Il passante si sciolse in un sorriso. – Vede, il paese di Greggio è stato alluvionato, diversi anni fa. Molte sono state le persone che hanno perso la vita. I sopravvissuti hanno deciso di ricostruire il centro abitato sull’altra sponda, che è più sicura. Per celebrare l’antico insediamento, si sono adoperati nel farlo identico all’originale.
Un riso scomposto mi fece tremare le spalle e sciolse l’angoscia nel mio animo. Ringraziai il passante per la spiegazione e mi allontanai. Ridiscesi la costa e cercai il tratto di attraversamento. Qualcosa, però, era mutato. Dall’acqua saliva la nebbia e il sole fu in breve offuscato. I sassi, che al mio arrivo mi erano sembrati scuri, avevano preso ora il colore della malachite, come se d’improvviso una copertura muschiosa li avesse avvolti. Mi fu impossibile individuare il punto adatto. Fu allora che dal fiume, controcorrente, qualcosa mi venne incontro. Era un’imbarcazione scrostata e fangosa. La guidava un ragazzotto in canottiera, che mi sorrideva bonario.
– Straniero che vieni dall’altra sponda – disse in tono di dileggio, – il fiume ora si fa scuro e pericoloso.
– ‎Come fai a sapere della mia provenienza? – domandai polemico, scocciato dal tono irrispettoso del giovane.
– ‎Passo la mia vita su queste acque, grazie all’imbarcazione di cui mi ha fatto dono mio nonno. Qui niente si muove senza che io lo noti. – Aveva un volto acceso e paglierino, occhi scuri e mobili, da giocatore di bisca.
Approdò e con il remo mi fece cenno di scansarmi dall’orlo. – Non ti resta che trascorrere una notte qui. C’è un posto in cui il proprietario affitta qualche camera.
Il giorno successivo, dopo una notte serena e confortante come non mi capitava da tempo di trascorrere, non lasciai la Greggio nuova per fare ritorno a quella vecchia. E non lo feci nemmeno nei giorni successivi. Giorno dopo giorno, realizzavo che quel posto era tutto ciò che avevo sempre cercato. Era un paese isolato, in cui il tempo scorreva piano tra rituali quotidiani. Il mondo moderno pareva bloccarsi al perimetro del paese. Così, decisi che il mio libro sulle vestigia dimenticate del passato poteva cedere il passo di fronte alla possibilità di una vita secondo i criteri del tempo remoto. Presi un appartamento in Greggio nuova. Il fatto più curioso, ma sul quale non intravedo alcun segnale allarmante, è che mi sia stato assegnato lo stesso appartamento che avevo occupato nel paese alluvionato. La soffitta vecchia e sporca era stata sostituita da una identica, ma nuova fiammante. Non cercai mai più di riattraversare il fiume. Ogni volta che scendevo sulla ghiaia, il giovane pescatore mi veniva incontro dall’acqua e mi raccontava una storia.

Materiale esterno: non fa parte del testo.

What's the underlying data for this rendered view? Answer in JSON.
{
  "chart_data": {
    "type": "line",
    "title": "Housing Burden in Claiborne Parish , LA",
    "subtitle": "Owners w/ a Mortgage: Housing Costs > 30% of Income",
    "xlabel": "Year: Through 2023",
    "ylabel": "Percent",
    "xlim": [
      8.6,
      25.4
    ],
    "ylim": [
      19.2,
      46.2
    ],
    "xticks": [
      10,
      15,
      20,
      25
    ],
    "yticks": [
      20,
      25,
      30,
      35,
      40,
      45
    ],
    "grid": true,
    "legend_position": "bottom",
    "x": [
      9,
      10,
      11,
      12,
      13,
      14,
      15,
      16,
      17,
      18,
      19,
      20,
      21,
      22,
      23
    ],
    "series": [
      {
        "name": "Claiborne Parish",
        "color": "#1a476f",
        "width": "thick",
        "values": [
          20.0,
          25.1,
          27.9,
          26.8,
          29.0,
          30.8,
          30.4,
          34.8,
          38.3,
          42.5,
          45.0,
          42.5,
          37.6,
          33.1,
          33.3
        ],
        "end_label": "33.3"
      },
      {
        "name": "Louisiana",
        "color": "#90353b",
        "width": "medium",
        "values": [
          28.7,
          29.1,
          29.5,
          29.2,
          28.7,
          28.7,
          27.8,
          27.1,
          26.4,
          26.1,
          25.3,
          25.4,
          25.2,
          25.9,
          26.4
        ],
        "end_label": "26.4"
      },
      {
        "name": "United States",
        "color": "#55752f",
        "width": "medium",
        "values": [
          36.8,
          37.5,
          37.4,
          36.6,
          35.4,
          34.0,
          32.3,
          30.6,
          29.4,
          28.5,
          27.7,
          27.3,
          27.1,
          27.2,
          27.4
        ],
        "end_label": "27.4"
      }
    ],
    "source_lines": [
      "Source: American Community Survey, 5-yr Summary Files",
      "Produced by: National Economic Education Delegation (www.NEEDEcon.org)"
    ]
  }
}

Finalmente, riuscii a vedere la videocassetta che avevo trovato e che era rimasta nella mia vecchia soffitta. La rinvenni, non senza stupore, nel videoregistratore del nuovo alloggio. Feci partire la videocassetta e quel che vidi furono le immagini dell’alluvione che aveva aggredito Greggio vecchia. Il fiume, bizzoso e sinistro come solo il Sesia sa essere, aveva superato gli argini e si apprestava ad allagare il paese vecchio. Un secondo sistema difensivo, però, aveva salvato il centro abitato e nessun abitante aveva perso la vita. Il filmato si concludeva con una fiaccolata sulla sponda del fiume, dove era stato allestito un primitivo altare, utilizzando la radice di un albero, segata e capovolta, sulla cui sommità qualcuno aveva posato una pietra dalla perfetta forma sferica.